Privately owned, the castle of Vinzel was used as a boarding school and is listed in the cantonal heritage inventory.
This worthy property has been inhabited and transformed by many nobles over the years. The first documents that mention it, date back to its purchase in 1629 by Jean-François de Watteville. At the time, it was not called a castle, but a "New House". In 1771, Pierre Banquet, a banker in Paris and a citizen of Geneva, bought it for 75,000 francs. He made the "Maison Neuve" a "maison de maître" made up of a winegrower's house, two large vaulted cellars, a cooper's shop, sheds, a hayloft, car sheds, stables, a barn, a wine press, an oven, a dairy, all overlooking an inner courtyard with a fountain, belongings and outbuildings, not to mention the garden, the orchard and the vineyard. In 1832, David-Jacques Lombard bought the house, to which he gave the appellation "Château de Vinzel".

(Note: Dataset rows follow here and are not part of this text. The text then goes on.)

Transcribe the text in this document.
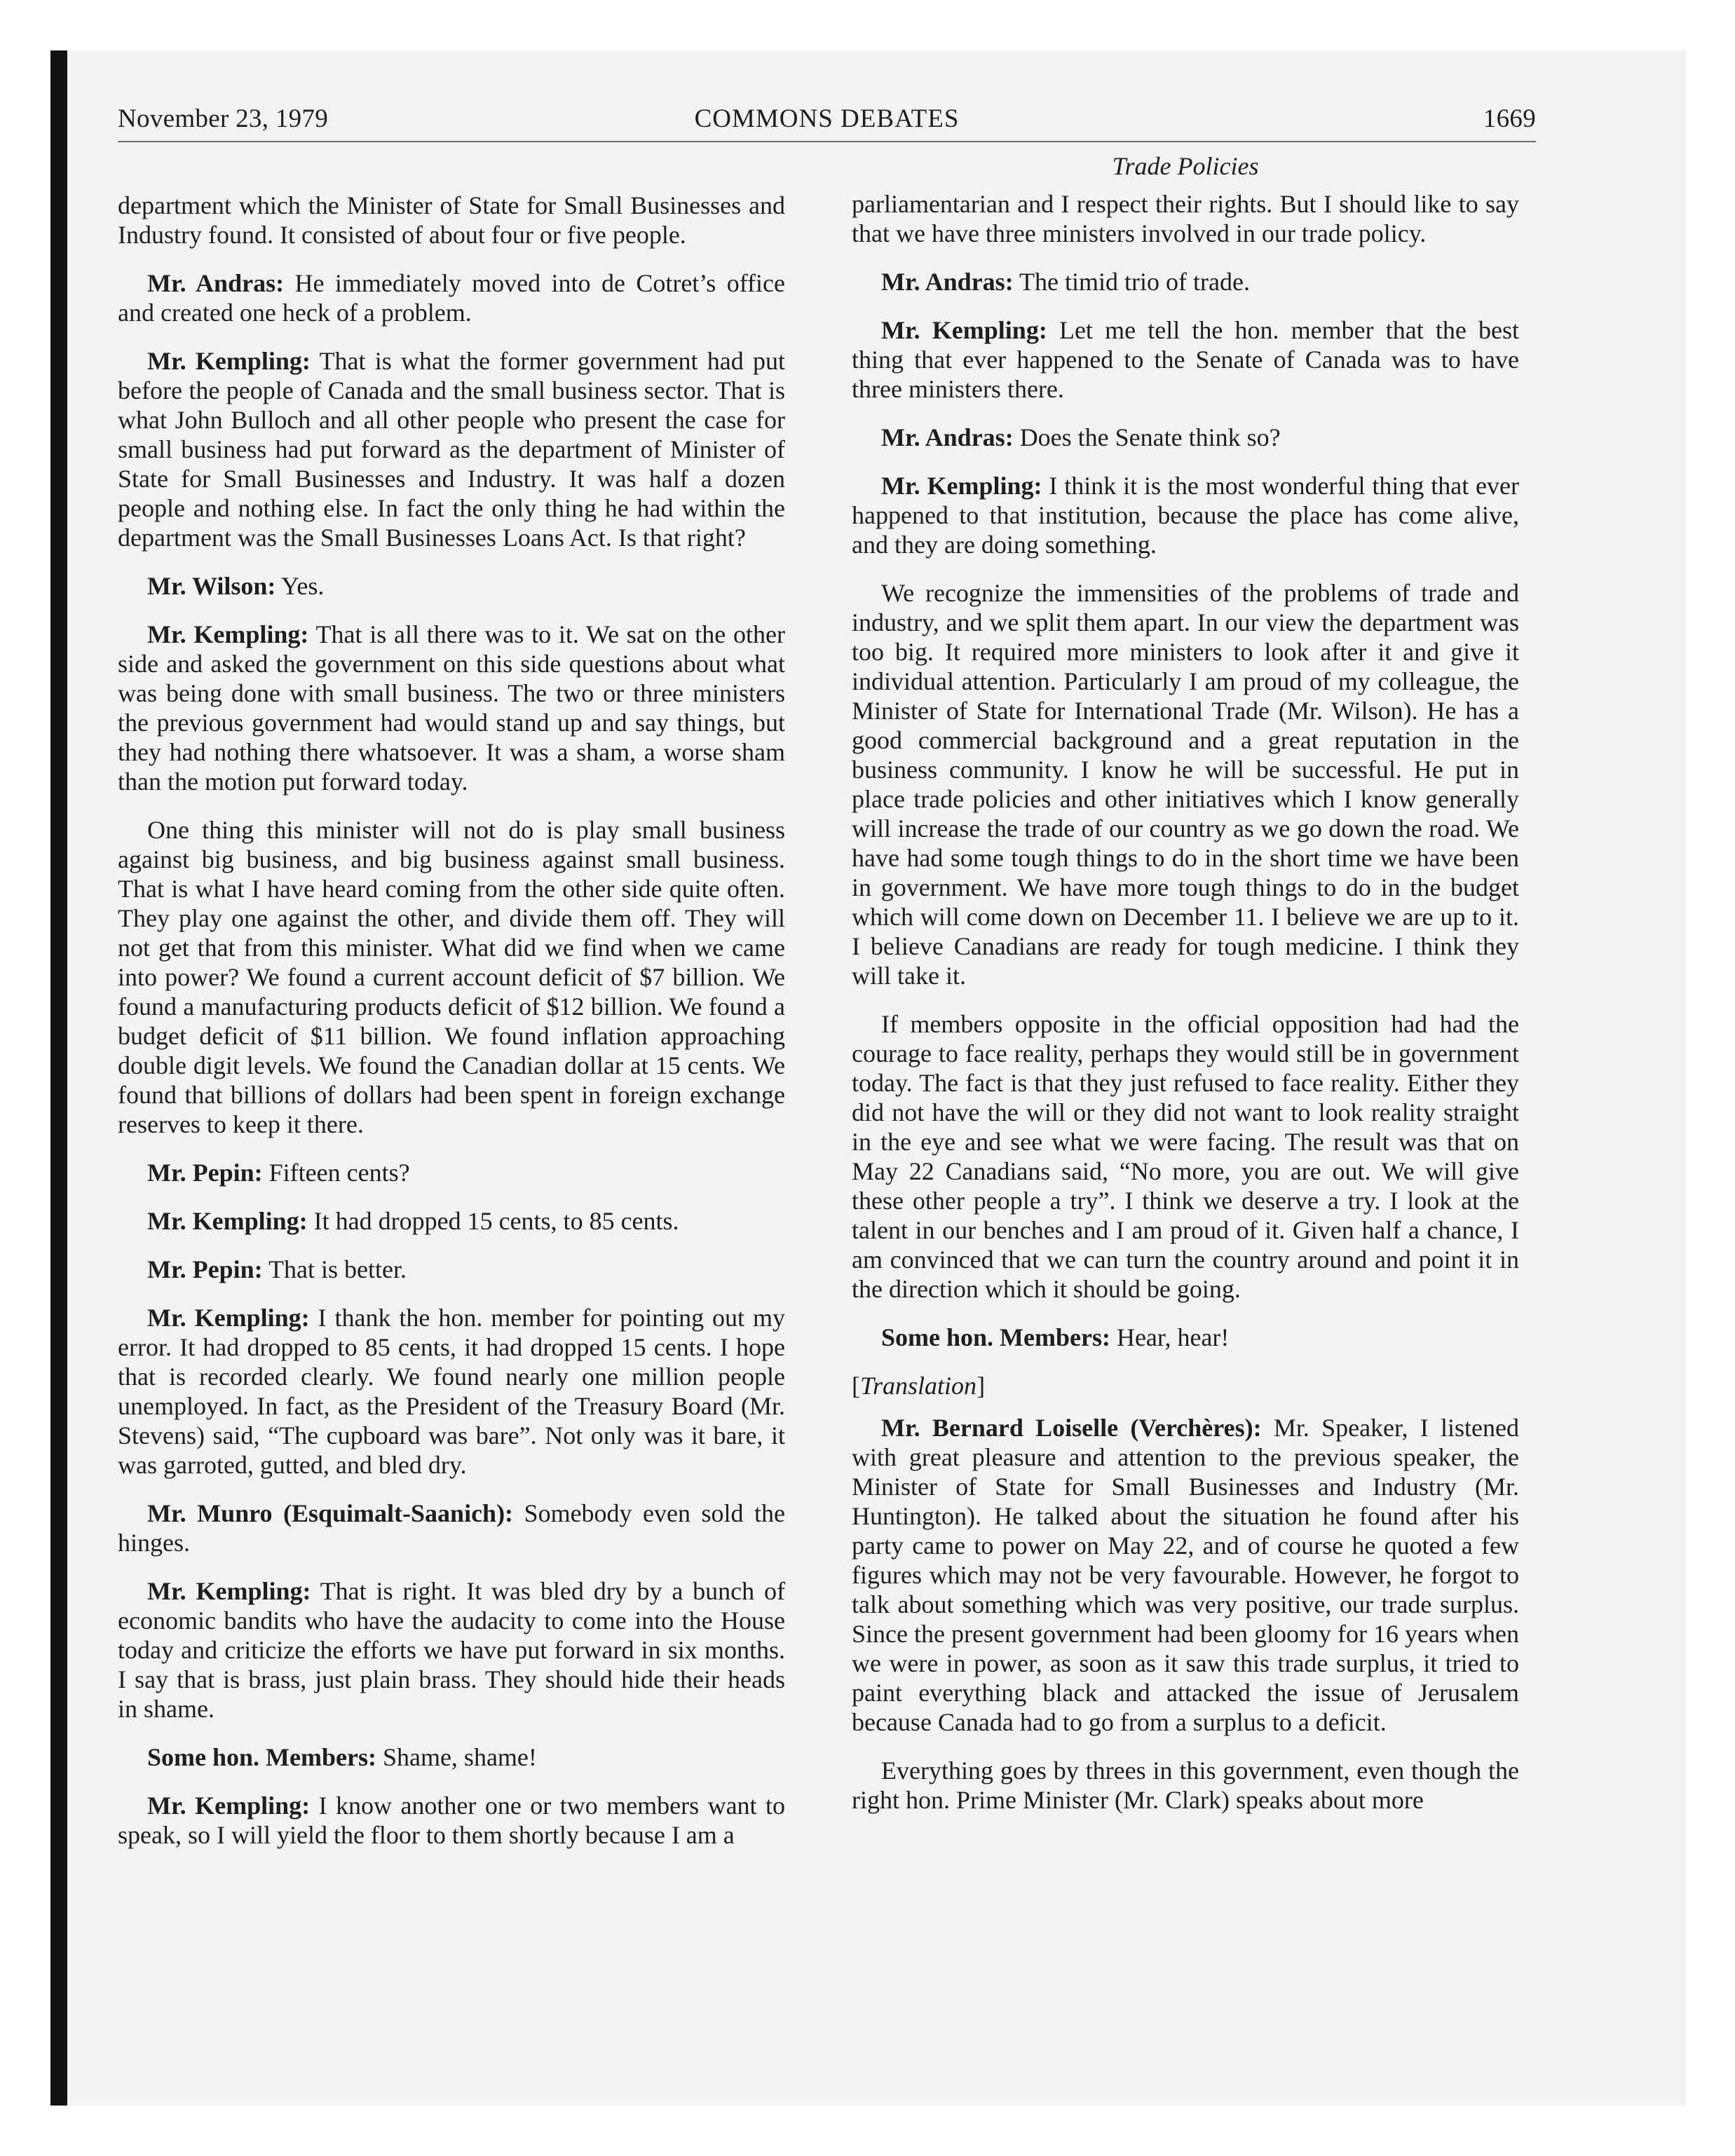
November 23, 1979	COMMONS DEBATES	1669

department which the Minister of State for Small Businesses and Industry found. It consisted of about four or five people.

Mr. Andras: He immediately moved into de Cotret’s office and created one heck of a problem.

Mr. Kempling: That is what the former government had put before the people of Canada and the small business sector. That is what John Bulloch and all other people who present the case for small business had put forward as the department of Minister of State for Small Businesses and Industry. It was half a dozen people and nothing else. In fact the only thing he had within the department was the Small Businesses Loans Act. Is that right?

Mr. Wilson: Yes.

Mr. Kempling: That is all there was to it. We sat on the other side and asked the government on this side questions about what was being done with small business. The two or three ministers the previous government had would stand up and say things, but they had nothing there whatsoever. It was a sham, a worse sham than the motion put forward today.

One thing this minister will not do is play small business against big business, and big business against small business. That is what I have heard coming from the other side quite often. They play one against the other, and divide them off. They will not get that from this minister. What did we find when we came into power? We found a current account deficit of $7 billion. We found a manufacturing products deficit of $12 billion. We found a budget deficit of $11 billion. We found inflation approaching double digit levels. We found the Canadian dollar at 15 cents. We found that billions of dollars had been spent in foreign exchange reserves to keep it there.

Mr. Pepin: Fifteen cents?

Mr. Kempling: It had dropped 15 cents, to 85 cents.

Mr. Pepin: That is better.

Mr. Kempling: I thank the hon. member for pointing out my error. It had dropped to 85 cents, it had dropped 15 cents. I hope that is recorded clearly. We found nearly one million people unemployed. In fact, as the President of the Treasury Board (Mr. Stevens) said, “The cupboard was bare”. Not only was it bare, it was garroted, gutted, and bled dry.

Mr. Munro (Esquimalt-Saanich): Somebody even sold the hinges.

Mr. Kempling: That is right. It was bled dry by a bunch of economic bandits who have the audacity to come into the House today and criticize the efforts we have put forward in six months. I say that is brass, just plain brass. They should hide their heads in shame.

Some hon. Members: Shame, shame!

Mr. Kempling: I know another one or two members want to speak, so I will yield the floor to them shortly because I am a

Trade Policies

parliamentarian and I respect their rights. But I should like to say that we have three ministers involved in our trade policy.

Mr. Andras: The timid trio of trade.

Mr. Kempling: Let me tell the hon. member that the best thing that ever happened to the Senate of Canada was to have three ministers there.

Mr. Andras: Does the Senate think so?

Mr. Kempling: I think it is the most wonderful thing that ever happened to that institution, because the place has come alive, and they are doing something.

We recognize the immensities of the problems of trade and industry, and we split them apart. In our view the department was too big. It required more ministers to look after it and give it individual attention. Particularly I am proud of my colleague, the Minister of State for International Trade (Mr. Wilson). He has a good commercial background and a great reputation in the business community. I know he will be successful. He put in place trade policies and other initiatives which I know generally will increase the trade of our country as we go down the road. We have had some tough things to do in the short time we have been in government. We have more tough things to do in the budget which will come down on December 11. I believe we are up to it. I believe Canadians are ready for tough medicine. I think they will take it.

If members opposite in the official opposition had had the courage to face reality, perhaps they would still be in government today. The fact is that they just refused to face reality. Either they did not have the will or they did not want to look reality straight in the eye and see what we were facing. The result was that on May 22 Canadians said, “No more, you are out. We will give these other people a try”. I think we deserve a try. I look at the talent in our benches and I am proud of it. Given half a chance, I am convinced that we can turn the country around and point it in the direction which it should be going.

Some hon. Members: Hear, hear!

[Translation]

Mr. Bernard Loiselle (Verchères): Mr. Speaker, I listened with great pleasure and attention to the previous speaker, the Minister of State for Small Businesses and Industry (Mr. Huntington). He talked about the situation he found after his party came to power on May 22, and of course he quoted a few figures which may not be very favourable. However, he forgot to talk about something which was very positive, our trade surplus. Since the present government had been gloomy for 16 years when we were in power, as soon as it saw this trade surplus, it tried to paint everything black and attacked the issue of Jerusalem because Canada had to go from a surplus to a deficit.

Everything goes by threes in this government, even though the right hon. Prime Minister (Mr. Clark) speaks about more
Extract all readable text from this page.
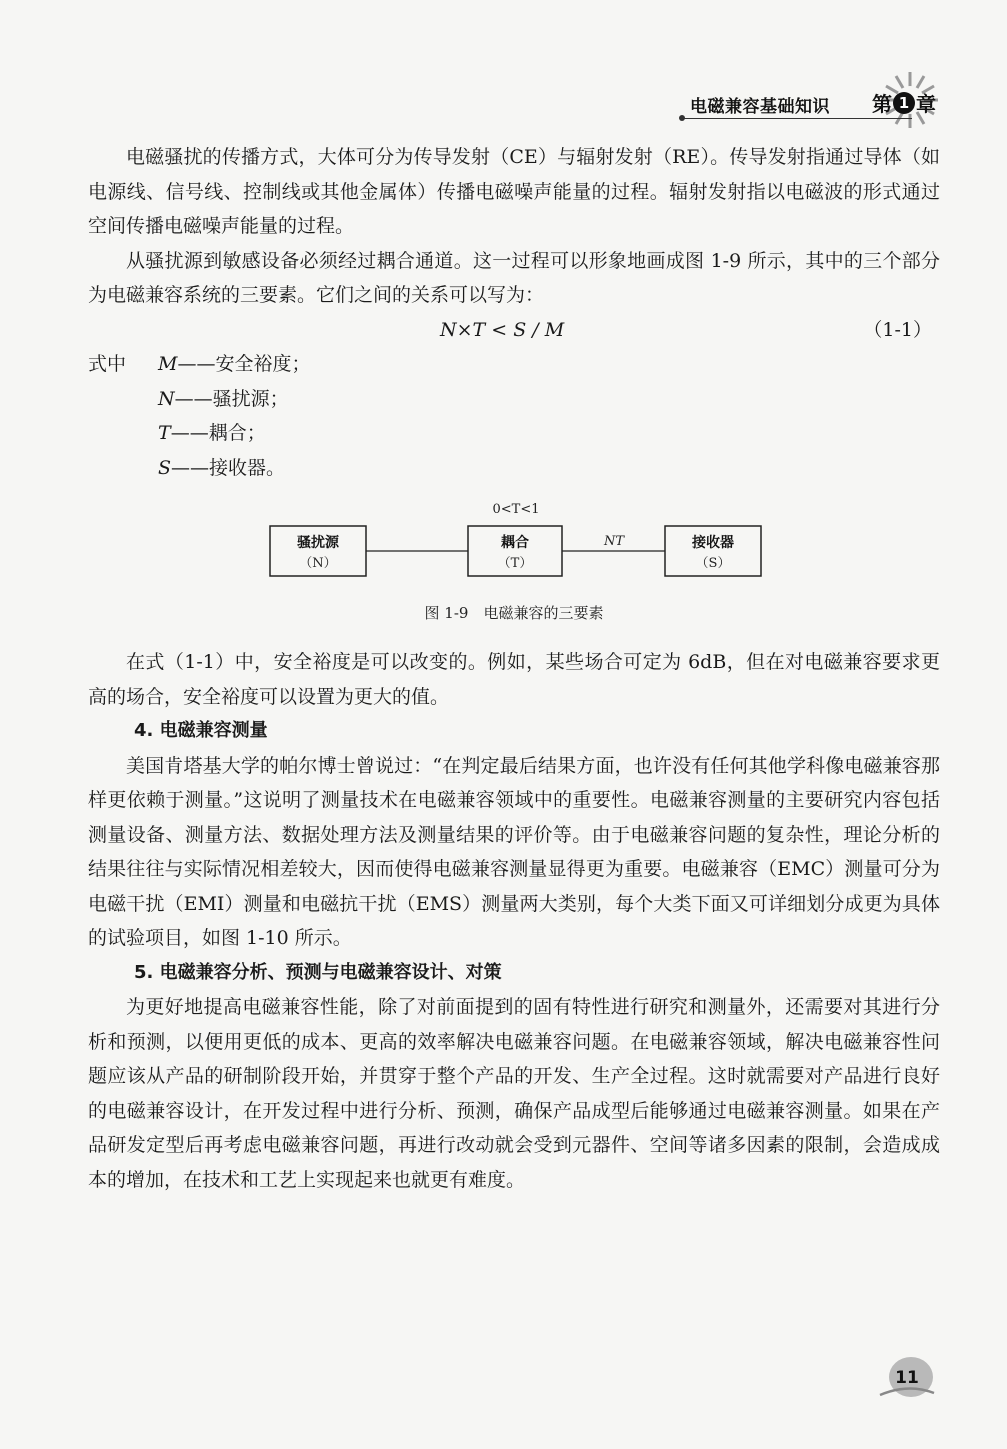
电磁兼容基础知识 第 1 章

电磁骚扰的传播方式，大体可分为传导发射（CE）与辐射发射（RE）。传导发射指通过导体（如电源线、信号线、控制线或其他金属体）传播电磁噪声能量的过程。辐射发射指以电磁波的形式通过空间传播电磁噪声能量的过程。

从骚扰源到敏感设备必须经过耦合通道。这一过程可以形象地画成图 1-9 所示，其中的三个部分为电磁兼容系统的三要素。它们之间的关系可以写为：

N×T < S / M	（1-1）
式中 M——安全裕度；
N——骚扰源；
T——耦合；
S——接收器。
0<T<1
骚扰源
（N）
耦合
（T）
NT	接收器
（S）
图 1-9　电磁兼容的三要素

在式（1-1）中，安全裕度是可以改变的。例如，某些场合可定为 6dB，但在对电磁兼容要求更高的场合，安全裕度可以设置为更大的值。

4. 电磁兼容测量

美国肯塔基大学的帕尔博士曾说过：“在判定最后结果方面，也许没有任何其他学科像电磁兼容那样更依赖于测量。”这说明了测量技术在电磁兼容领域中的重要性。电磁兼容测量的主要研究内容包括测量设备、测量方法、数据处理方法及测量结果的评价等。由于电磁兼容问题的复杂性，理论分析的结果往往与实际情况相差较大，因而使得电磁兼容测量显得更为重要。电磁兼容（EMC）测量可分为电磁干扰（EMI）测量和电磁抗干扰（EMS）测量两大类别，每个大类下面又可详细划分成更为具体的试验项目，如图 1-10 所示。

5. 电磁兼容分析、预测与电磁兼容设计、对策

为更好地提高电磁兼容性能，除了对前面提到的固有特性进行研究和测量外，还需要对其进行分析和预测，以便用更低的成本、更高的效率解决电磁兼容问题。在电磁兼容领域，解决电磁兼容性问题应该从产品的研制阶段开始，并贯穿于整个产品的开发、生产全过程。这时就需要对产品进行良好的电磁兼容设计，在开发过程中进行分析、预测，确保产品成型后能够通过电磁兼容测量。如果在产品研发定型后再考虑电磁兼容问题，再进行改动就会受到元器件、空间等诸多因素的限制，会造成成本的增加，在技术和工艺上实现起来也就更有难度。

11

But the most famous owner of the castle is the Schwyzer Franz de Reding, who acquired the castle in 1901 when he already owned the neighbouring La Bâtie. Known as an affable and kind gentleman, he rented the castle's large house to the sisters of Saint-Joseph, who, after work, made it a prosperous boarding school with up to 50 students from 1903 to 1916.
In 1995, the castle of Vinzel was included in the cantonal heritage inventory. It is still in private hands.